Bruxelles

Suite à l'article publié ce mardi matin dans nos colonnes et évoquant une taxe de roulage de 12 euros par jour à Bruxelles, Benoit Cerexhe a tenu à réagir. Pour le chef de groupe du cdH au Parlement bruxellois, cette piste est, comme toutes les autres d'ailleurs, "tout à fait inadaptée, puisqu'elle pénaliserait très lourdement celles et ceux qui font le choix de vivre à Bruxelles."

Après avoir rappelé que la question a déjà occasionné maints débats au Parlement régional, et que les experts avaient alors conclu que "la simple édification d’un péage urbain entraînerait immédiatement, sans préjuger d’effets à moyen et long terme, un transfert de 5% de l’emploi bruxellois vers l’hinterland de la Région, soit au minimum 36.000 emplois perdus, rien que dans le court terme", Benoit Cerexhe explique qu'il privilégie plutôt une tarification kilométrique "dite intelligente qui ne pénalise ni les familles qui possèdent aujourd’hui une ou plusieurs voitures, ni celles et ceux qui n’ont d’autres possibilités d’utiliser une voiture pour assurer leurs déplacements professionnels ou autres."

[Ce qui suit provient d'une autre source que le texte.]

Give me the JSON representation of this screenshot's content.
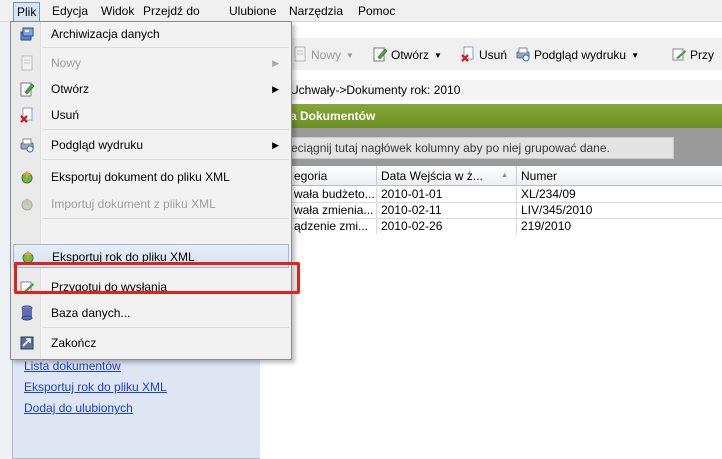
{
  "menubar": {
    "items": [
      "Plik",
      "Edycja",
      "Widok",
      "Przejdź do",
      "Ulubione",
      "Narzędzia",
      "Pomoc"
    ]
  },
  "toolbar": {
    "new_label": "Nowy",
    "open_label": "Otwórz",
    "delete_label": "Usuń",
    "preview_label": "Podgląd wydruku",
    "prz_label": "Przy"
  },
  "breadcrumb": "Uchwały->Dokumenty rok: 2010",
  "panel_header": "a Dokumentów",
  "group_hint": "eciągnij tutaj nagłówek kolumny aby po niej grupować dane.",
  "grid": {
    "columns": [
      "egoria",
      "Data Wejścia w ż...",
      "Numer"
    ],
    "rows": [
      [
        "wała budżeto...",
        "2010-01-01",
        "XL/234/09"
      ],
      [
        "wała zmienia...",
        "2010-02-11",
        "LIV/345/2010"
      ],
      [
        "ądzenie zmi...",
        "2010-02-26",
        "219/2010"
      ]
    ]
  },
  "file_menu": {
    "items": [
      {
        "label": "Archiwizacja danych",
        "icon": "archive-icon",
        "disabled": false,
        "submenu": false
      },
      {
        "label": "Nowy",
        "icon": "new-doc-icon",
        "disabled": true,
        "submenu": true
      },
      {
        "label": "Otwórz",
        "icon": "edit-doc-icon",
        "disabled": false,
        "submenu": true
      },
      {
        "label": "Usuń",
        "icon": "delete-icon",
        "disabled": false,
        "submenu": false
      },
      {
        "label": "Podgląd wydruku",
        "icon": "print-preview-icon",
        "disabled": false,
        "submenu": true
      },
      {
        "label": "Eksportuj dokument do pliku XML",
        "icon": "export-xml-icon",
        "disabled": false,
        "submenu": false
      },
      {
        "label": "Importuj dokument z pliku XML",
        "icon": "import-xml-icon",
        "disabled": true,
        "submenu": false
      },
      {
        "label": "Eksportuj rok do pliku XML",
        "icon": "export-year-icon",
        "disabled": false,
        "submenu": false
      },
      {
        "label": "Przygotuj do wysłania",
        "icon": "prepare-send-icon",
        "disabled": false,
        "submenu": false
      },
      {
        "label": "Baza danych...",
        "icon": "database-icon",
        "disabled": false,
        "submenu": false
      },
      {
        "label": "Zakończ",
        "icon": "exit-icon",
        "disabled": false,
        "submenu": false
      }
    ]
  },
  "left_links": [
    "Lista dokumentów",
    "Eksportuj rok do pliku XML",
    "Dodaj do ulubionych"
  ],
  "colors": {
    "highlight_box": "#e3211b",
    "header_green": "#7a9a2e",
    "link": "#1b3fd6"
  }
}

Concluant sur le côté indispensable de la voiture, Benoit Cerexhe termine ce communiqué posté sur sa page Facebook en demandant d'arrêter "de voir dans l’automobiliste la vache à lait ou l’acteur de comportements inappropriés" et d'encourager "au contraire de manière positive le transfert modal et l’abandon de l’automobile pour des trajets que l’on pourrait aisément accomplir par d’autres modes de déplacement."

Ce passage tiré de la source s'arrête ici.